A novel local alignment benchmark set is generated by placing all ncRNAs of the BRAliBase into its shuffled genomic context. The genomic context was derived from the European Nucleotide Archive (ENA) hosted by the European Molecular Biology Laboratory (EMBL) (Hussein ). Using the accession number, of each ncRNA, the according nucleotide sequence was downloaded in FASTA format from ENA. For every ncRNA, the start and end positions inside the downloaded nucleotide sequence are known. Using this position, the ncRNA and its genomic context can be located. A fixed size (100 nt) of the genomic context was extracted equally up- and downstream of the ncRNA. In the case of limited context on one side, the missing nucleotides were extracted from the other side (context). If a full extraction of the context failed or the nucleotide sequence could not be found by its accession number the entry is excluded from the final LocalBRAliBase. For the context elongation of 200 nt, 2750 ncRNAs had not enough context available or could not be found by their accession number in ENA and therefore were excluded from the final dataset. The flanking regions were dinucleotide shuffled using the tool uShuffle (Jiang ).

2.5 Optimization setup

Sequential model-based algorithm configuration (SMAC) is a black box optimization tool that identifies (sub-)optimal parameter combinations for configuring arbitrary algorithms (Hutter ) (see Supplementary Section S3). The relationship between parameters and the desired algorithm result (alignment) is learned by optimizing a cost function or quality score function. A python wrapper is handling the parameter settings and the input instances and applies them to our cost function (scoring function). The objective function is written in Perl and computes the LocARNA alignment for a given instance and parameter setting and the quality of this computed alignment. The alignment quality measures used for the optimization of LocARNA parameters in the global mode is the geometric mean of SPS and MCC. The MCC is in most cases between 0 and 1, but it can also take a value down to −1. If the MCC was negative, its value was set to zero. For the local alignment mode, we used the maxSPS value metric as described before.
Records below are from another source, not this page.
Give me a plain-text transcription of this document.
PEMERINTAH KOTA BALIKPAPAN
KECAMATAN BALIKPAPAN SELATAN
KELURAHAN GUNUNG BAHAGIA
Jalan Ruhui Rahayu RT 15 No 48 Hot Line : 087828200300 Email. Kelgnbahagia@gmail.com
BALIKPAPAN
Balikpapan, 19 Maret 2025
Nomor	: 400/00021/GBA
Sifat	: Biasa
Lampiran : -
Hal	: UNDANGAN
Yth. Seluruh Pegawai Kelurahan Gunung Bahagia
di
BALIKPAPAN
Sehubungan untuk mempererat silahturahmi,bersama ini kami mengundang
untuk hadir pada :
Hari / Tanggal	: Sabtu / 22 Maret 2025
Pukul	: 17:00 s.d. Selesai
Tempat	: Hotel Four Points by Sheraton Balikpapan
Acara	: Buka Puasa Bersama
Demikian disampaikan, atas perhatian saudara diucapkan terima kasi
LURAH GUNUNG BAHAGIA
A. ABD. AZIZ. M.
For details, please refer to the Supplementary Section S2. The BRAliBase dataset was used to infer the global alignment optimal parameter configuration and LocalBRAliBase, with a shuffled genomic context of length 200 nucleotides, was used for the local alignment mode. Both datasets are filtered so that the number of instances per families are comparable amongst families and the dataset is uniformly distributed, leaving the global dataset with 2090 instances and the local dataset with 1370 training instances. To identify the robustness of the parameter optimization and to exclude potential over fitting, a 10-fold cross validation was performed (see Supplementary Fig. S3). The four LocARNA parameters gap extension (γ), gap opening (β), structure weight (ω) and a tau factor (τ) were subject to optimization within the relevant ranges (i.e. )

3 Results and discussion

We performed several experiments to elucidate our guiding question from different angles, namely whether there is a general difficulty of using Sankoff-like scores for the simultaneous local alignment and folding of RNAs. Since we are interested in shading light on the general phenomenon, we perform our experiments using the state-of-the-art RNA alignment tool LocARNA, as a representative of Sankoff-like approaches, or more specifically their PMcomp-like variety, which turned out particularly successful over the last decade. Since we conjectured a potential positive structure scoring bias, which results from the non-negative structure score contribution, we start by directly quantifying the dimension of this bias in our first experiment. In our second experiment, we show the direct effect on the length of local alignments. While, as our first two studies show, overestimation of the alignment boundaries can be avoided by reducing the structure weight, we anticipated a conflicting negative effect on the alignment accuracy. The counterplay of these effects was investigated in a third study. Furthermore, we were interested in optimal parameter settings for local and global alignment. Ideally, one could find a common optimal set of parameters for local and global alignment. As we discuss in more detail elsewhere, this has advantages in downstream analysis. Our final experiment attempts to directly rescue local alignment from the conjectured bias. A successful rescue could provide most direct evidence for the conjectured phenomenon; as well, such results could be directly useful to improve local RNA alignment.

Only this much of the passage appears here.